A northern California wildfire raging in the foothills of the Cascade range has claimed three lives, officials said on Monday, as a separate blaze prompted mass evacuations and spread turmoil to the famed wine-producing regions of Napa and Sonoma counties.
The three fatalities in the so-called Zogg Fire in Shasta County, which erupted on Sunday near Redding, about 320km north of San Francisco, were reported by the county sheriff and the California Department of Forestry and Fire Protection (CalFire). They were all civilians.
No further details about the victims or how they perished were immediately provided. But the deaths bring to 29 the number of people killed since mid-August in a California wildfire season of historic proportions.
The Zogg fire, which has destroyed 146 structures and charred 31,000 acres of grassy hillsides and oak woodlands thick with dry scrub, coincided with the outbreak of another conflagration in the heart of California’s wine country north of the Bay area.
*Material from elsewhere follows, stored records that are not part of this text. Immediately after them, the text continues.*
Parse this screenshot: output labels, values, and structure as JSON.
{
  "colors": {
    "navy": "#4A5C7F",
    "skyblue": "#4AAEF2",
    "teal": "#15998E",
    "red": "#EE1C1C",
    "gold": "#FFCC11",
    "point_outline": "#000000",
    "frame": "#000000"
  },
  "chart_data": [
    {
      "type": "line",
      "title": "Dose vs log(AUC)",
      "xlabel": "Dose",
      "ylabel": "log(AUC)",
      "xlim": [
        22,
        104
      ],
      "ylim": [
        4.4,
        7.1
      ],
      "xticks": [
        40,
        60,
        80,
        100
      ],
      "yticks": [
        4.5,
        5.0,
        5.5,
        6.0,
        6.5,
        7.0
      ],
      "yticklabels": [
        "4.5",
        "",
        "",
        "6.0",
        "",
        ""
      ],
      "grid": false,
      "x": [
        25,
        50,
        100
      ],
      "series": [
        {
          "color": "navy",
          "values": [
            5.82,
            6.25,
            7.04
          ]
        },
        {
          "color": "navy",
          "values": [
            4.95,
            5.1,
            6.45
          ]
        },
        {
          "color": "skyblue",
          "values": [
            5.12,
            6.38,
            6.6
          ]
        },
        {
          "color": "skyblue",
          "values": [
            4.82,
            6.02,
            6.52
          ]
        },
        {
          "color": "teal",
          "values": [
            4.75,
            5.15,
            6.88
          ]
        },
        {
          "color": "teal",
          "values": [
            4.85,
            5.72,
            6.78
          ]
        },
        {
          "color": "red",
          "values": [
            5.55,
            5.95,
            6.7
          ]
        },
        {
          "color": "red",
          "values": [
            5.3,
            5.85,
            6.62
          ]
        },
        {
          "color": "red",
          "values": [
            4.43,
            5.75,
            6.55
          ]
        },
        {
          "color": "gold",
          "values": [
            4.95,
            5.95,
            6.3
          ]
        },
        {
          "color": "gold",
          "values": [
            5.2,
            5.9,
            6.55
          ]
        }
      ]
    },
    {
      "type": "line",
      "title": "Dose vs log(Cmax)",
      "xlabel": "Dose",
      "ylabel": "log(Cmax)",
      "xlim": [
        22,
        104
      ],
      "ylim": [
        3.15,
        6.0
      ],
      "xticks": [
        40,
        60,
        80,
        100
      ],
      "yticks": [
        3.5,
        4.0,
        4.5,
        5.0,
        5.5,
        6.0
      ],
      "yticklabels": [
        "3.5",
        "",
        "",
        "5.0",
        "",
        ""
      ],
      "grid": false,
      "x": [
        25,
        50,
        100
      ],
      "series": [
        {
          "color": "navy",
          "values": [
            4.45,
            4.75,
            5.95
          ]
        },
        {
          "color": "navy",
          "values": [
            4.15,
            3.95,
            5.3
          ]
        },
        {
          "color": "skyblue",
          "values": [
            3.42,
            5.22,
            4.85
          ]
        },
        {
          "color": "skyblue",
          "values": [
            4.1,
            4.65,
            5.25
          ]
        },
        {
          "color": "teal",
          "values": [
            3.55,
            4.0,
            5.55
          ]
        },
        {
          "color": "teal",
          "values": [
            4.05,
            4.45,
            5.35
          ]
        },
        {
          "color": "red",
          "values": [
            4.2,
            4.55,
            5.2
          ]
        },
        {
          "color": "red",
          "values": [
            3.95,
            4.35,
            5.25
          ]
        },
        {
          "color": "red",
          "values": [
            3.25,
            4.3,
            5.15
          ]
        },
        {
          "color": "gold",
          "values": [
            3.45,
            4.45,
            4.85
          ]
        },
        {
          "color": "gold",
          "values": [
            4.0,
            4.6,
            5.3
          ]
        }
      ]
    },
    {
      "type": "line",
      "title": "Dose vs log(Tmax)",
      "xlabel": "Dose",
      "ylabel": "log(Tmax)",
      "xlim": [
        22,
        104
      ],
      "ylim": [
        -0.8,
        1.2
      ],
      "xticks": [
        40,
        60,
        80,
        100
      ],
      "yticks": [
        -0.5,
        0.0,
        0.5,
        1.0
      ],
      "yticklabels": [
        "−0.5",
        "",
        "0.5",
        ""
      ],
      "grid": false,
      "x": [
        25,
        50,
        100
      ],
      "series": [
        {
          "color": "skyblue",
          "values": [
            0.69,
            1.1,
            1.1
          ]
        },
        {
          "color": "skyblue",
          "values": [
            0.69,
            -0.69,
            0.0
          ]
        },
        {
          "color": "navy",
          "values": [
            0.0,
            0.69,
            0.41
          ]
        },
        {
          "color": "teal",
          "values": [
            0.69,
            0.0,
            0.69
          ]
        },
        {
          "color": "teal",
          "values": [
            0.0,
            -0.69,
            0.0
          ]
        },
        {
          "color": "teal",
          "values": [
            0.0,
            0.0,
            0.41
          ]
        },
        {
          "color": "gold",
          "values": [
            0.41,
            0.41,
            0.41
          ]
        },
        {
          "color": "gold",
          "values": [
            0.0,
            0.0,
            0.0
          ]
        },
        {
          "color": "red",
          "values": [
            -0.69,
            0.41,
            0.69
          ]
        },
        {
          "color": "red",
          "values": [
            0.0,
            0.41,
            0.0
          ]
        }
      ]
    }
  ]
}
That blaze, dubbed the Glass Fire, has spread across 36,000 acres of similar terrain in Napa and Sonoma counties since early Sunday, incinerating more than 100 homes and other buildings, forcing thousands of residents to flee and threatening world-renowned vineyards, according to CalFire.
Both fires were listed at zero containment as of Monday evening. The cause of each was under investigation.
More than 7,000 homes and other structures have burned statewide so far this year.
The Glass Fire broke out in Napa Valley before dawn near Calistoga before merging with two other blazes into a larger eruption of flames straddling western Napa County and an adjacent swath of Sonoma County.
In one notable property loss, the mansion-like Chateau Boswell winery in St. Helena — a familiar landmark along the Silverado Trail road running the length of the Napa Valley — went up in flames on Sunday night. An estimated 60,000 residents have been placed under evacuation orders or advisories in Sonoma and Napa counties combined, but no injuries have been reported.